Wie BTC-ECHO erst am 15. Oktober berichtete, hat die indische Krypto-Börse Unocoin damit begonnen, Bitcoin-Geldautomaten aufzustellen. Der erste seiner Art, der Indische Rupien (INR) gegen 30 Kryptowährungen eintauscht, wurde am 14. Oktober in Bangalore eingeweiht. Unocoin plante bereits die Aufstellung weiterer Automaten in Mumbai und Delhi. Interessant wird diese Einführung von Krypto-Geldautomaten vor allem durch die Tatsache, dass der Tausch von Fiat- in Kryptowährungen und umgekehrt in Indien seit Anfang Juli eigentlich verboten ist.
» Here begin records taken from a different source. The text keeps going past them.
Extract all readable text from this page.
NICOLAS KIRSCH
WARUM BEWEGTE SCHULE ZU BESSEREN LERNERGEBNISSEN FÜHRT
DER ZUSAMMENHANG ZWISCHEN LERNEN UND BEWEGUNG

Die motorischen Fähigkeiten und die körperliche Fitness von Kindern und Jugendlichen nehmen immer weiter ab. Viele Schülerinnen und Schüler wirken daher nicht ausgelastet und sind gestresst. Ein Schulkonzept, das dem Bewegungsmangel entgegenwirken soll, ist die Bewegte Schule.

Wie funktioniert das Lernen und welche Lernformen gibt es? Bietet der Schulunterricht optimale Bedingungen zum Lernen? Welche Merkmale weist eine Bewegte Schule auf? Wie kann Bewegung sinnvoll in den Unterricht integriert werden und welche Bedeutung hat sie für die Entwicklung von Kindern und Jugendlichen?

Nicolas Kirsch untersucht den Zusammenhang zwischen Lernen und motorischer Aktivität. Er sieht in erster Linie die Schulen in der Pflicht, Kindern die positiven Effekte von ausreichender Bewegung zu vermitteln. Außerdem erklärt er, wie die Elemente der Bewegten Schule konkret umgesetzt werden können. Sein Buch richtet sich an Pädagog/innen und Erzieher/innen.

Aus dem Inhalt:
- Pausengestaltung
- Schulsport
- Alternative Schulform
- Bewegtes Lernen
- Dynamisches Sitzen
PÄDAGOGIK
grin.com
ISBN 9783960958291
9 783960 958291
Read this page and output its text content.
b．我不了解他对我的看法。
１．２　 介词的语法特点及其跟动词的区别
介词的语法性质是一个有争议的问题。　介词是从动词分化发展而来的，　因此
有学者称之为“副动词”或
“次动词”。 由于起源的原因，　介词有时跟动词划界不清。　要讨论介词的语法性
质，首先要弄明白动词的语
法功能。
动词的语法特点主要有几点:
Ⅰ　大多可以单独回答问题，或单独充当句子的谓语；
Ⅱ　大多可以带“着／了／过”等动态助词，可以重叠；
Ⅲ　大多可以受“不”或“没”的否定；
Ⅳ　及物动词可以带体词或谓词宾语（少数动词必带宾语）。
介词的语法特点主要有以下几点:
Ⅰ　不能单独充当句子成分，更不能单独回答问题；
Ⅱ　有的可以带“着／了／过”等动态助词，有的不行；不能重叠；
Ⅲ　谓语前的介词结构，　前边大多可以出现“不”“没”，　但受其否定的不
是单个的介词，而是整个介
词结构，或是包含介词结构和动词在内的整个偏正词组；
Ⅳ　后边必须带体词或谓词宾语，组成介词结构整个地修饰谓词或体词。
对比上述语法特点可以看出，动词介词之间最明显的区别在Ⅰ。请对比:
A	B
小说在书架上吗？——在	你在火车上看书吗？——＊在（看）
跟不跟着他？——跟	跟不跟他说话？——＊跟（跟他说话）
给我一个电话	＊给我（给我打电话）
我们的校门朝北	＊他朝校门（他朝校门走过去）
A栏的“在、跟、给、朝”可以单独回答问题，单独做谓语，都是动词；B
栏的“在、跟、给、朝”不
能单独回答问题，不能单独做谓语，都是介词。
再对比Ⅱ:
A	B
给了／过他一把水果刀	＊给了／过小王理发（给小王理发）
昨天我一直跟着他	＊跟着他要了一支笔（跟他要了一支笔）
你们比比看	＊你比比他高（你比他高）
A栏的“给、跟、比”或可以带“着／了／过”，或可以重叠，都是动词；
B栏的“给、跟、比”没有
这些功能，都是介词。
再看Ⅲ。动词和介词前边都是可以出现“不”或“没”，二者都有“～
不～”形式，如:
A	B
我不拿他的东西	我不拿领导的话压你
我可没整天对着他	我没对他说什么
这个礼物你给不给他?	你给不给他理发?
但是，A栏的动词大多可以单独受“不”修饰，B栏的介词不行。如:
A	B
Dieses Verbot setzte die örtliche Polizei nun um.

Ein kurzes Vergnügen


Am 24. Oktober berichtete die Times of India, dass die indische Polizei in der Stadt Bangalore bereits kurz nach seiner Aufstellung einen Geldautomaten der lokalen Krypto-Börse Unocoin beschlagnahmt hat. Dem Bericht zufolge wurde zudem der Mitgründer und CTO von Unocoin, Harish BV, am 23. Oktober festgenommen. Außerdem beschlagnahmte die Kriminalpolizei der örtlichen Polizei neben dem Geldautomaten zwei Laptops, ein Handy, drei Kreditkarten, fünf Debitkarten, einen Reisepass und indische Rupien im Wert von etwa 2.500 US-Dollar. Der Kommissar der Stadtpolizei von Bangalore, Alok Kumar, begründet diese Schritte in einem Bericht des Bangalore Mirror vom 24. Oktober:

„Sie [Unocoin] hatten keine Lizenz von der RBI [Reserve Bank of India, die indische Zentralbank], der Sebi [Wertpapier- und Börsenaufsichtsbehörde von Indien] oder irgendeiner anderen Behörde, um die Bitcoin-Transaktion durchzuführen. Sie führten sie ohne eine Handelslizenz von der BBMP [Regierung von Bangalore] ein.“

In der Tat ist Unocoin zwar eine der Krypto-Börsen in Indien, die das Bankenverbot überstanden haben, das Anfang des Jahres von der RBI erlassen wurde. Dennoch bestand das Verbot zum Fiat-Krypto-Handel bereits vor der Errichtung des Automaten.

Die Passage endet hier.